Category Archives: Personal rights
It may be disquieting to ask you to reflect on the rewards you are getting in your life and what you have done to get them. I want you to appraise your rewards and conditions realistically, without reducing your happiness.
You could be in an exchange relationship with some or all of the following: partner, child, parent, friend, mentor, trainer, coach, employer, landlord, bank, utility, grocer, supplier.
The rewards you get from these people could be affected by what you do: the quality of your interactions, your tasks and the opportunities available.
You rewards could depend on the conditions of: each transaction separately; their satisfaction in the relationship; their desire that you perform in a particular way; whether they could get the same thing from someone else; established obligations on both sides; parity with your peers; their plans for you.
The reward conditions could be intended to motivate you. The theory of motivation proposed by B F Skinner is behaviour is a function of its consequences. His rats learned to press a lever to get pellets of food delivered to them. If there are positive consequences the behaviour tends to be repeated. Negative consequences tend not to have the behaviours repeated. Positives and negatives can be varied in many ways.
Employers could apply monetary rewards and personal recognition by promotion or material benefits, such as an improved workplace.
Family and social relationships could reward you with acknowledgement and gifts.
Education rewards could be acknowledgement of prestigious accomplishment.
Commercial relationships could be rewarded by personal price discounts or favours.
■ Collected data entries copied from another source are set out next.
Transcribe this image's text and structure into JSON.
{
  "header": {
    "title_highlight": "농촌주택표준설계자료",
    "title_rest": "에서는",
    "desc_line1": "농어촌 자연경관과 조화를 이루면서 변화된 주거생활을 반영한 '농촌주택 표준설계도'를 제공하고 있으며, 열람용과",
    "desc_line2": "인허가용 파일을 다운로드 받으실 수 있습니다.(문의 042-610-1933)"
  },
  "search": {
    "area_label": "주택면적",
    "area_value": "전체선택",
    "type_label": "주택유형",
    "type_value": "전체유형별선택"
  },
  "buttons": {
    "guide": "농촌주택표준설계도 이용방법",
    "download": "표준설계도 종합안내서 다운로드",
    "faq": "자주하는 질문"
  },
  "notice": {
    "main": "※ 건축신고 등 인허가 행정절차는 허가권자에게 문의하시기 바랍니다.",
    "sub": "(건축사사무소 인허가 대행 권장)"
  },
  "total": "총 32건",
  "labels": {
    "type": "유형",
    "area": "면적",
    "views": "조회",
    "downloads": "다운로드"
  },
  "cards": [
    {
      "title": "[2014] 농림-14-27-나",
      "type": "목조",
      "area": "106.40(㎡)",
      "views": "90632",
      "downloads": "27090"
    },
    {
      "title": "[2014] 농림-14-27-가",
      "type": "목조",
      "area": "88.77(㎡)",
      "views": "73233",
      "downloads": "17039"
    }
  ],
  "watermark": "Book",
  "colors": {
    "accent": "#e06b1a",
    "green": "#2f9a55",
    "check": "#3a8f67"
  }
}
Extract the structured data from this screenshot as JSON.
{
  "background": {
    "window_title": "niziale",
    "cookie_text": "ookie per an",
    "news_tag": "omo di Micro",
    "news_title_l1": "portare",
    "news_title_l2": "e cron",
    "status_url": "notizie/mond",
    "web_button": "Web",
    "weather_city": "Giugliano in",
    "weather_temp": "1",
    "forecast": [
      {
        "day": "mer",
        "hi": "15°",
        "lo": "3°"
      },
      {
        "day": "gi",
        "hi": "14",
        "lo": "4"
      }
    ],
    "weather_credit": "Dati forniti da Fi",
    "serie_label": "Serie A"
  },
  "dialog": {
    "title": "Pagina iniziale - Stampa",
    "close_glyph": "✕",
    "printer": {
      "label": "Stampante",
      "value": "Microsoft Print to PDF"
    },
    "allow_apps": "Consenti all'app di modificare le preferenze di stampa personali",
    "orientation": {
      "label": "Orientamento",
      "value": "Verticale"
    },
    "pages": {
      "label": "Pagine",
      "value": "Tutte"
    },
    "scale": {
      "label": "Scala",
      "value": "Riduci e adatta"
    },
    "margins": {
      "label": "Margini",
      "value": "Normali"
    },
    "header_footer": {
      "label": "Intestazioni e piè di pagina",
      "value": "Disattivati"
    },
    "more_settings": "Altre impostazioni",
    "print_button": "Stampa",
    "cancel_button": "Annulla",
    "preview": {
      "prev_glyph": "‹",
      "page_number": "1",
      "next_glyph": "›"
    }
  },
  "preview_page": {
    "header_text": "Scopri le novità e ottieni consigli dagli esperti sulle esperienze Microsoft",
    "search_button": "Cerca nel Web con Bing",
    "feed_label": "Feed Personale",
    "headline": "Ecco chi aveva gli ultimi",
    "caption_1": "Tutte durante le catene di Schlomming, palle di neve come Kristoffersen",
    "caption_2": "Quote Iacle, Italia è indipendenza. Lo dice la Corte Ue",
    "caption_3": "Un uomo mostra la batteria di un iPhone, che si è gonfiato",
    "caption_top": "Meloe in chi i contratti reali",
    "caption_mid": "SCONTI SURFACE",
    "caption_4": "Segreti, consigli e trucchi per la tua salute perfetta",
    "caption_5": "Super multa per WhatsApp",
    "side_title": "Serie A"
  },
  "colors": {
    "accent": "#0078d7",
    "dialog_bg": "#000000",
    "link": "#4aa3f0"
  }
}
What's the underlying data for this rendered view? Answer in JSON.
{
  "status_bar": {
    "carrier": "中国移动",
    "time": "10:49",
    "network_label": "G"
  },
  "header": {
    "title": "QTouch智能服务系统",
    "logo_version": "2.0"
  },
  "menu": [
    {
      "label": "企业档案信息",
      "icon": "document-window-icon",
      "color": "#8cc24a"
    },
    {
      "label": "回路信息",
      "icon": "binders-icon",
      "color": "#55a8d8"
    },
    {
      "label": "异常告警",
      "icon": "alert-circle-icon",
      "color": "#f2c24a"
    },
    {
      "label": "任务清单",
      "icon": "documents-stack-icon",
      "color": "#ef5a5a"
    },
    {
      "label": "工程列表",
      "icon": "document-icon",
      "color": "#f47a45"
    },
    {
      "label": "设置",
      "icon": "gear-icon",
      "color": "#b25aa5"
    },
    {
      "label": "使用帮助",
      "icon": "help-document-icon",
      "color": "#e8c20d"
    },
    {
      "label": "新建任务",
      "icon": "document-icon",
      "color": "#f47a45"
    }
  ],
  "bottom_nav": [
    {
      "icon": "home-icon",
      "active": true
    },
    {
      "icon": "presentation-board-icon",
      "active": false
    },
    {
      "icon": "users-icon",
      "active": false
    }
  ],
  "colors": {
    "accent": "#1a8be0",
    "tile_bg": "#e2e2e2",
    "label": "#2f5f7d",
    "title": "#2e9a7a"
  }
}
Alternatively, such external rewards may not be motivating you. Your preferred achievement could be by internal goals and self-fulfilment, allowing creativity and maturity. There is danger in seeking only internal rewards. If you are not responding to the rewards offered by your people in the ways they expect, their plans may be thwarted and the prospect of rewards may be withdrawn.
To get the most personal advantage, it is desirable to discuss with each of your people the rewards you would like from them, possibly negotiating details. They may be uncomfortable discussing your rewards with you because they have plans for you they want to keep secret. It could be to your advantage to uncover these.
The method of using positive or negative consequences to control behaviour is called operant conditioning. Operant conditioning is predicated on you, the conditioned person, being susceptible only to rewards and not to reason. Likewise, they, the operator, has your respect only for doling out rewards. Reduction to the rewards dimension insults the humanity and companionship essential for successful relationships.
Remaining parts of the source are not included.